Together with Klättermusen Experiences, I travel to Finnmark to take part in a ski touring experience built around the Arctic landscape, northern lights and life outdoors. But this project quickly becomes about something bigger. About accessibility. About asking a simple question: Why shouldn’t adventure travel be accessible to more people?

The Project

For me, this trip means skiing off-piste for the very first time. In deep powder. In Arctic conditions. And unlike a normal ski trip, ski touring starts with climbing the mountain yourself. No lifts. No easy way up. To make the experience possible, Fred Buttard, experience designer at Klättermusen Experiences, collaborates with students from the Outdoor University in Alta. Together, they create a rope system to pull me uphill and safely guide me back down.

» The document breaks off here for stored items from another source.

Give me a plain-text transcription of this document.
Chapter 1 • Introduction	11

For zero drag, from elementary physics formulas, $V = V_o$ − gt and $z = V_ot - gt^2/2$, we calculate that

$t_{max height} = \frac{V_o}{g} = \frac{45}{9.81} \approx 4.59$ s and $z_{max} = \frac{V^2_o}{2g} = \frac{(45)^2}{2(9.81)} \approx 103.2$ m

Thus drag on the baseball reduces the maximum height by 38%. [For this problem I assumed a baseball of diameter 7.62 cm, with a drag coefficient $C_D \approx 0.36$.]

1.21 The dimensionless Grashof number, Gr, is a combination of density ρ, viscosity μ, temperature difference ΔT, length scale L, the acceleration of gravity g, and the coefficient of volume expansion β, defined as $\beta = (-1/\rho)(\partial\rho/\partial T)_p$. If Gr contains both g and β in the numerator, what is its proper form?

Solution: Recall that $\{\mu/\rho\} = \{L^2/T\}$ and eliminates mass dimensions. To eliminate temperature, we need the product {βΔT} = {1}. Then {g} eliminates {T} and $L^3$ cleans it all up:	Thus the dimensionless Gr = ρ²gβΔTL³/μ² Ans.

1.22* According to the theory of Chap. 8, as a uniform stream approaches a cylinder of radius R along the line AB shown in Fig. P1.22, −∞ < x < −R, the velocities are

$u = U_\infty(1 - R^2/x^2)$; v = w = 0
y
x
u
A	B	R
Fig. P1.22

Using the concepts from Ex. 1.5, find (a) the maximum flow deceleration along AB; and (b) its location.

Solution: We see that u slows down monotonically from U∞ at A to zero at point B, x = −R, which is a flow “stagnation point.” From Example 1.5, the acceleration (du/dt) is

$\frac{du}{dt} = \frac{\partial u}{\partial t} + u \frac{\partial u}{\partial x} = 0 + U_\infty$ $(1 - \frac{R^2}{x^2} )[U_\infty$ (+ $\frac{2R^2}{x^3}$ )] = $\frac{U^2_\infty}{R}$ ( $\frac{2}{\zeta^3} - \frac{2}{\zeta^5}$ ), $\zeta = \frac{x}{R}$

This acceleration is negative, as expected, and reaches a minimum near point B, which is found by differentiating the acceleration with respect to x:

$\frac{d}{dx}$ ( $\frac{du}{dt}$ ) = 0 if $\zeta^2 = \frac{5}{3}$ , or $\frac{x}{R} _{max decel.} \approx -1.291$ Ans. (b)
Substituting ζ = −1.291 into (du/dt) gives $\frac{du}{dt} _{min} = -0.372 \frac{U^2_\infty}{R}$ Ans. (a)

What follows becomes much more than a practical solution. It becomes a shared experience. Everyone contributes. Everyone adapts. Everyone learns. And that’s where the real impact of inclusivity becomes visible.

More than accessibility

This project shows that inclusive adventure travel is not about lowering the level of the experience. If anything, it adds something deeper. The trip becomes more collaborative, more creative and more human. The students discover new ways of approaching outdoor travel. Fellow travellers start seeing possibility instead of limitation. And the experience itself becomes richer because of it. Not despite the adaptations. But because people work together to make it possible.

Why this matters

Adventure travel is still often seen as something exclusive. As if expeditions, outdoor experiences and remote travel are only meant for people without physical limitations. But why should that be the standard? This project is about showing that accessibility and adventure can exist together naturally. That inclusive travel should not feel exceptional. It should simply be normal. Because in the end, inclusive experiences do not only change the journey for the person participating. They enrich the experience for everyone involved.

Project Details

Location Langfjordbotn, Finnmark, Norway
Partner Klättermusen Experiences
Collaboration Outdoor University Alta

Somewhere above the fjords, while the northern lights slowly appear over the mountains, the idea suddenly feels incredibly simple. Adventure should not be exclusive. And maybe the best experiences happen when people come together to make something possible that once seemed impossible.